OTTAWA: The Bank of Canada on Wednesday cut its key policy rate by 25 basis points to 4.25% as forecast but expressed concern that weaker-than-expected growth might mean inflation falls too quickly.
The bank, citing inflation, had held its benchmark rate at a two-decade high of 5% for a year until June when it started the easing cycle.
Wednesday marked the third consecutive cut, with the bank citing continued easing in broad inflationary pressures.
Overall inflation fell to a 40-month low of 2.5% in July, still above the BoC’s target of 2.0%. But the economy now looks to be weaker than the bank had forecast just six weeks ago.
Bank of Canada: can’t cut rates until it sees more inflation progress
“With inflation getting closer to the target, we need to increasingly guard against the risk that the economy is too weak and inflation falls too much,” Macklem said in opening remarks ahead of a press conference. “We care as much about inflation being below the target as we do above.”
The bank had forecast third-quarter annualized growth of 2.8% in late July.
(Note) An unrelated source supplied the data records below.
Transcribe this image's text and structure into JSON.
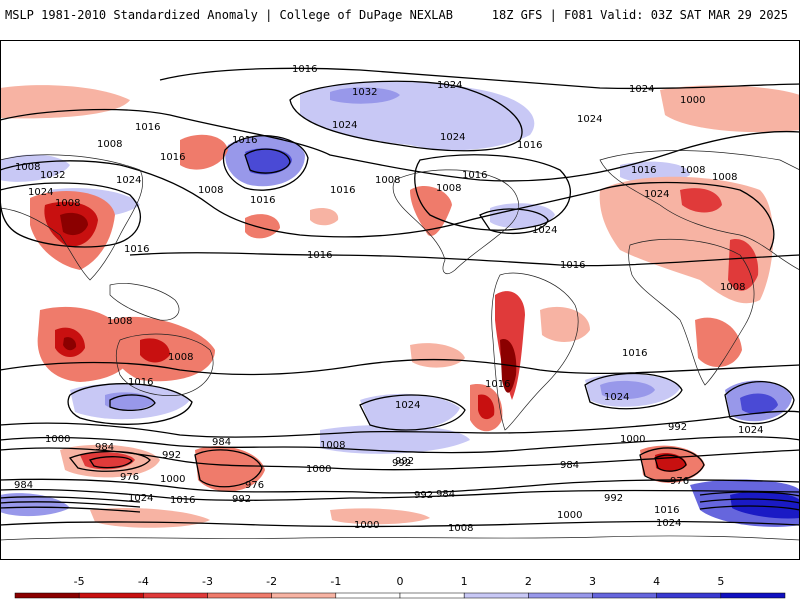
{
  "header": {
    "title_left": "MSLP 1981-2010 Standardized Anomaly | College of DuPage NEXLAB",
    "title_right": "18Z GFS | F081 Valid: 03Z SAT MAR 29 2025"
  },
  "colorbar": {
    "ticks": [
      "-5",
      "-4",
      "-3",
      "-2",
      "-1",
      "0",
      "1",
      "2",
      "3",
      "4",
      "5"
    ],
    "colors": [
      "#8b0000",
      "#c81010",
      "#e03a3a",
      "#ef7b6b",
      "#f7b3a3",
      "#ffffff",
      "#ffffff",
      "#c8c8f5",
      "#9898ea",
      "#6666dd",
      "#3a3ad0",
      "#1010c0"
    ]
  },
  "isobar_labels": [
    "1016",
    "1032",
    "1024",
    "1024",
    "1024",
    "1000",
    "1016",
    "1024",
    "1016",
    "1008",
    "1008",
    "1016",
    "1032",
    "1024",
    "1008",
    "1024",
    "1016",
    "1016",
    "1008",
    "1016",
    "1024",
    "1016",
    "1008",
    "1024",
    "1008",
    "1008",
    "1008",
    "1016",
    "1016",
    "1016",
    "1024",
    "1016",
    "1024",
    "1024",
    "1016",
    "1008",
    "1000",
    "984",
    "1008",
    "1008",
    "1016",
    "992",
    "992",
    "984",
    "1000",
    "992",
    "976",
    "1000",
    "1024",
    "1016",
    "992",
    "976",
    "984",
    "992",
    "1008",
    "1000",
    "1000",
    "992",
    "1000",
    "992",
    "984",
    "1008",
    "1016",
    "1024",
    "976",
    "1024",
    "984",
    "1016"
  ]
}
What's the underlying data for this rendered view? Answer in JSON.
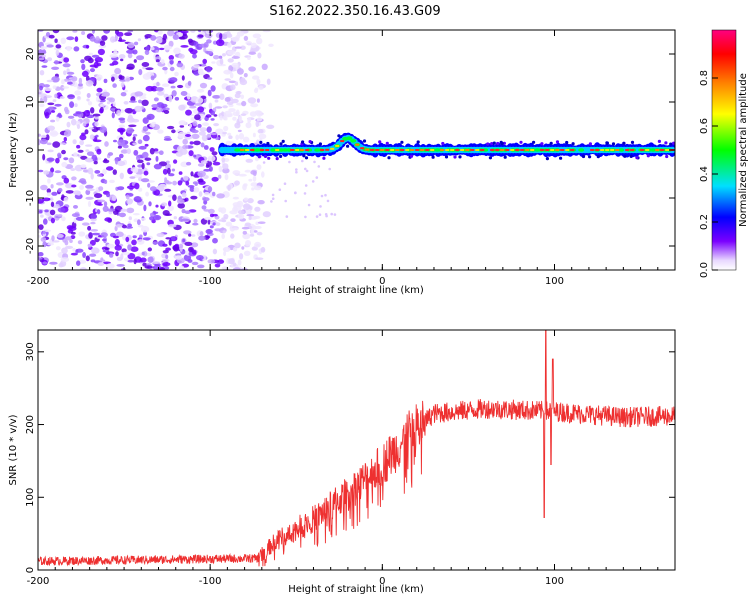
{
  "title": "S162.2022.350.16.43.G09",
  "chart_data": [
    {
      "type": "heatmap",
      "name": "spectrogram",
      "xlabel": "Height of straight line (km)",
      "ylabel": "Frequency (Hz)",
      "xlim": [
        -200,
        170
      ],
      "ylim": [
        -25,
        25
      ],
      "xticks": [
        "-200",
        "-100",
        "0",
        "100"
      ],
      "xtick_values": [
        -200,
        -100,
        0,
        100
      ],
      "yticks": [
        "-20",
        "-10",
        "0",
        "10",
        "20"
      ],
      "ytick_values": [
        -20,
        -10,
        0,
        10,
        20
      ],
      "noise_region_x": [
        -200,
        -70
      ],
      "signal_start_x": -93,
      "signal_frequency_hz": 0,
      "signal_bump": {
        "x": -20,
        "frequency_hz": 2.5
      },
      "colorbar": {
        "label": "Normalized spectral amplitude",
        "ticks": [
          "0.0",
          "0.2",
          "0.4",
          "0.6",
          "0.8"
        ],
        "tick_values": [
          0,
          0.2,
          0.4,
          0.6,
          0.8
        ],
        "range": [
          0,
          1
        ],
        "colors": [
          "#e8d8ff",
          "#7a00ff",
          "#0000ff",
          "#00e0ff",
          "#00ff00",
          "#ffff00",
          "#ff8000",
          "#ff0000",
          "#ff0080"
        ]
      }
    },
    {
      "type": "line",
      "name": "snr",
      "xlabel": "Height of straight line (km)",
      "ylabel": "SNR (10 * v/v)",
      "xlim": [
        -200,
        170
      ],
      "ylim": [
        0,
        330
      ],
      "xticks": [
        "-200",
        "-100",
        "0",
        "100"
      ],
      "xtick_values": [
        -200,
        -100,
        0,
        100
      ],
      "yticks": [
        "0",
        "100",
        "200",
        "300"
      ],
      "ytick_values": [
        0,
        100,
        200,
        300
      ],
      "color": "#ee3030",
      "trend": [
        {
          "x": -200,
          "y": 12
        },
        {
          "x": -72,
          "y": 16
        },
        {
          "x": -62,
          "y": 40
        },
        {
          "x": -40,
          "y": 70
        },
        {
          "x": -20,
          "y": 105
        },
        {
          "x": 0,
          "y": 145
        },
        {
          "x": 15,
          "y": 185
        },
        {
          "x": 30,
          "y": 215
        },
        {
          "x": 60,
          "y": 222
        },
        {
          "x": 100,
          "y": 218
        },
        {
          "x": 140,
          "y": 210
        },
        {
          "x": 170,
          "y": 212
        }
      ],
      "spikes": [
        {
          "x": 94,
          "y": 72
        },
        {
          "x": 95,
          "y": 330
        },
        {
          "x": 98,
          "y": 145
        },
        {
          "x": 99,
          "y": 290
        }
      ]
    }
  ]
}
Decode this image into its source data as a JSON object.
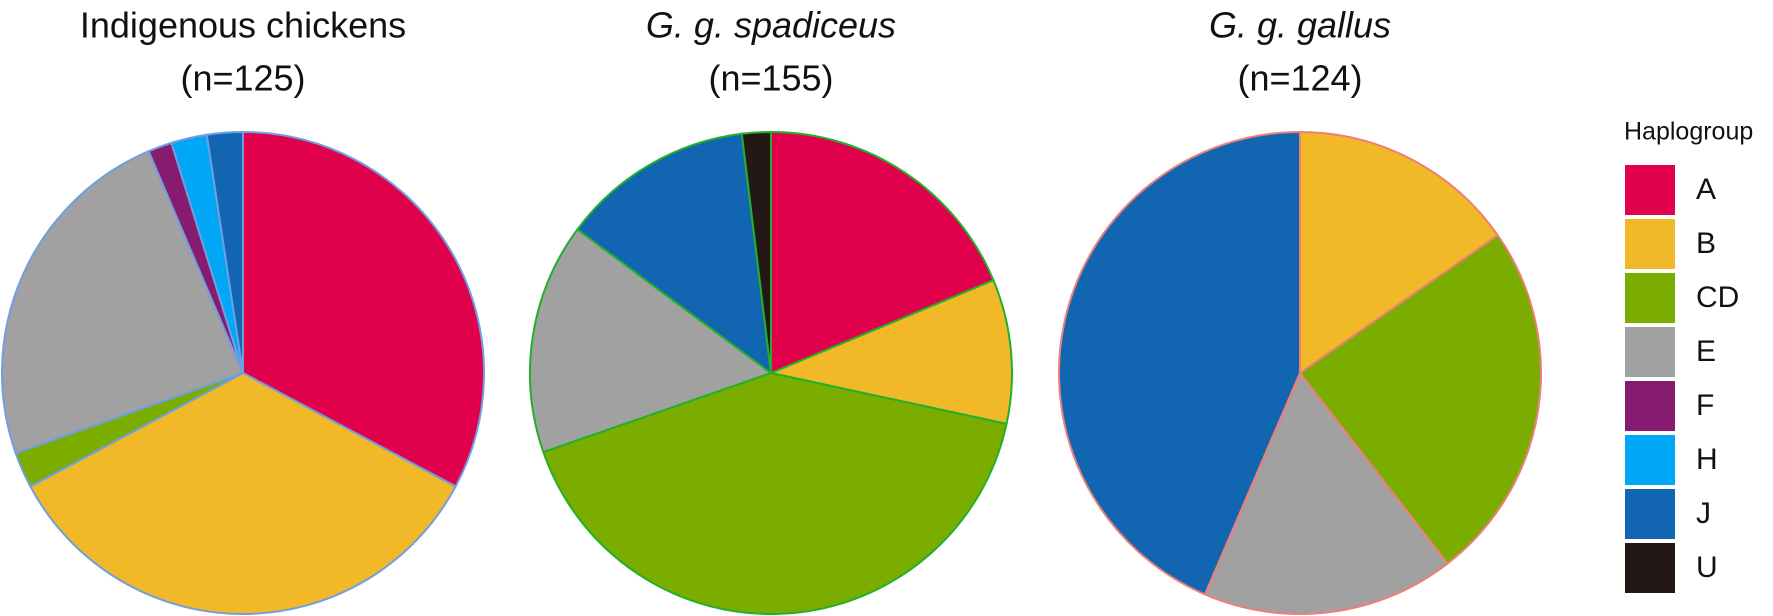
{
  "chart_data": [
    {
      "type": "pie",
      "title": "Indigenous chickens",
      "subtitle": "(n=125)",
      "italic": false,
      "outline": "#6f9fe0",
      "categories": [
        "A",
        "B",
        "CD",
        "E",
        "F",
        "H",
        "J"
      ],
      "values": [
        41,
        43,
        3,
        30,
        2,
        3,
        3
      ]
    },
    {
      "type": "pie",
      "title": "G. g. spadiceus",
      "subtitle": "(n=155)",
      "italic": true,
      "outline": "#22b02a",
      "categories": [
        "A",
        "B",
        "CD",
        "E",
        "J",
        "U"
      ],
      "values": [
        29,
        15,
        64,
        24,
        20,
        3
      ]
    },
    {
      "type": "pie",
      "title": "G. g. gallus",
      "subtitle": "(n=124)",
      "italic": true,
      "outline": "#ec7f78",
      "categories": [
        "B",
        "CD",
        "E",
        "J"
      ],
      "values": [
        19,
        30,
        21,
        54
      ]
    }
  ],
  "legend": {
    "title": "Haplogroup",
    "items": [
      {
        "name": "A",
        "color": "#e1004c"
      },
      {
        "name": "B",
        "color": "#f1b828"
      },
      {
        "name": "CD",
        "color": "#7aad00"
      },
      {
        "name": "E",
        "color": "#a0a1a0"
      },
      {
        "name": "F",
        "color": "#861b6f"
      },
      {
        "name": "H",
        "color": "#00a7f7"
      },
      {
        "name": "J",
        "color": "#1266b1"
      },
      {
        "name": "U",
        "color": "#231815"
      }
    ]
  }
}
Macklem said data for June and July growth meant that forecast was now at risk.
While high rates helped curb inflation, they also sapped economic growth by draining spending power.
Financial markets are betting that there is a 93% chance of a rate cut of 25 basis points in October and a rate reduction in December is fully priced in. Some economists are predicting that slow growth could prompt the bank to go for a jumbo cut of 50 basis points in October or December.
“With growth faltering instead of picking up as officials had forecast back in July, the risk is that central bankers will need to slash rates in October by 50bps instead of 25bps to spur a recovery,” Royce Mendes, head of macro strategy at Desjardins Group, wrote in a note.
Since July, the six-member governing council has pivoted from seeking only to control inflation to supporting the economy even as it fights resilient inflation in some pockets.
“Overall weakness in the economy continues to pull inflation down,” Macklem said, adding that stubbornly high price pressures in shelter and some services were holding inflation up.
Macklem said that if inflation continued to ease broadly in line with the bank’s July forecast, it was reasonable to expect further rate cuts.
The Canadian dollar pared early losses and was up 0.1% to 1.3538 against the U.S. dollar, or 73.87 U.S. cents, while yields for two-year Canadian government bonds fell 5.2 basis points to 3.193% after the release of the decision.
The BoC will announce its next decision on Oct. 23 when it will also update its projections for inflation and GDP.
The last time the bank cut rates on three consecutive scheduled announcement dates was in 2009, during the global financial crisis.